Sentada
frente al teclado del ordenador, con un nudo en el pecho, pensaba en cómo
deshacerlo; en cómo rescatar algo de aquellas ideas deshechas y entretejidas en
los hilos del tiempo blanco. Se trataba de una tarea compleja pues parecía
imposible distinguir el principio o el final del hilo firme y pálido que apretaba
aquella bola enmarañada. Por si fuera poco, tenía la impresión de cuanto más
pensaba en cómo deshacerlo, más se comprimía.

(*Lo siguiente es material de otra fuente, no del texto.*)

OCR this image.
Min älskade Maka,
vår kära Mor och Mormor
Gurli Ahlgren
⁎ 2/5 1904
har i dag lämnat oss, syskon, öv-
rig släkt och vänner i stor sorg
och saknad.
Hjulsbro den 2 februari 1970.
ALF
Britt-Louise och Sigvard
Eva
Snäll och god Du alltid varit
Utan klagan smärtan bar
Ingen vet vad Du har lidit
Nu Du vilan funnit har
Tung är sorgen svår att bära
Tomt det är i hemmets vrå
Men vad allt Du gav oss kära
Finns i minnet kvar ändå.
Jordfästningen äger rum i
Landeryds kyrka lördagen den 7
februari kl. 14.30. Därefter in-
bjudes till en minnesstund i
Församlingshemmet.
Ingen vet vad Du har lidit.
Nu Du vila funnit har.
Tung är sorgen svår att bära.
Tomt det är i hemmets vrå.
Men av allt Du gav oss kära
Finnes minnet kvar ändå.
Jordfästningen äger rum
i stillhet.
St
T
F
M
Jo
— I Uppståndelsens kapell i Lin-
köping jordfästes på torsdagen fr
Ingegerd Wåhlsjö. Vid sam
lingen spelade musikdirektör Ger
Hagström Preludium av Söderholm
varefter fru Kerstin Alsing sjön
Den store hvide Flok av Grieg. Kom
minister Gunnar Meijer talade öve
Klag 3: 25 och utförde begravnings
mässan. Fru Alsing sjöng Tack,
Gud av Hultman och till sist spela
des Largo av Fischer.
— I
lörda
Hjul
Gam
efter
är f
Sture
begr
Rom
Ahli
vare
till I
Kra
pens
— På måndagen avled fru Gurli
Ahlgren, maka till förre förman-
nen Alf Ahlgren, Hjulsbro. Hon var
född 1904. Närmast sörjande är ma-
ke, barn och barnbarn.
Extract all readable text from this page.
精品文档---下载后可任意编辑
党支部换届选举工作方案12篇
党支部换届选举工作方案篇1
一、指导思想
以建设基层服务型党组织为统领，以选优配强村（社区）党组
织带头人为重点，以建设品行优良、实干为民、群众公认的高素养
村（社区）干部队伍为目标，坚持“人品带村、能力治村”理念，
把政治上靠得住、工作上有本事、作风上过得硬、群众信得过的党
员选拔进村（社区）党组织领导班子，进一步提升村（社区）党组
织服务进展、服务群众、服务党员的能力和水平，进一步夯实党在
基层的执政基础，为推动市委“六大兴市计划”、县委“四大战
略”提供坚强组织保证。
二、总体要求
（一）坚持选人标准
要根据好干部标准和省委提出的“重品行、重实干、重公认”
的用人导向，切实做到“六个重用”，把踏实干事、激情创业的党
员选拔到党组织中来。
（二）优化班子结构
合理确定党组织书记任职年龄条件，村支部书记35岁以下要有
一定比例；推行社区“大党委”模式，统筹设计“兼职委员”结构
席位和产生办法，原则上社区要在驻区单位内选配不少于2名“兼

A menudo, esa opresión en el
pecho le hacía abandonar cualquier intento de expresión, cualquier intento de
huida, igual que la mano se aparta de las llamas en cuanto siente que la queman.
Se
encontraba en un punto sostenido en el vacío, en un silencio, en una falta se
sí misma pues cada una de sus ideas era atrapada y absorbida por el nudo. El
tiempo era un minuto ocioso eternamente prolongado. El suelo, de cal y
cansancio, la atraía con su magnetismo opaco cada vez que había logrado levantarse
y hacía que sus piernas temblaran. Una vez en el suelo, se dejaba absorber. La
rendición total. Huesos sin resistencia. Entonces experimentaba un placer vago
y difuminado, como un pañuelo impregnado en cloroformo, que era seguido por una
melancolía igual de difusa e inasible y de principio y fin desconocido.
“Habla de
cosas concretas”, pensó. “Habla de un carrete de hilo rojo como la sangre, de
una caja de cerillas vieja con los bordes totalmente desgastados, de un gatito
negro asomado a la puerta, con sus ojos amarillos y fijos”. “Usa verbos”,
pensó, “Nadie quiere dormirse en una página de adjetivos sobre tu incapacidad
de escribir“. Alguien tiró del hiló y el carrete rojo se desenrolló bruscamente
como el galope de un caballo y de la caja de cerillas vieja cayeron fósforos
consumidos de frágiles cabezas negras. El gatito temeroso se escondió tras la
puerta y la dejó sola con su silencio.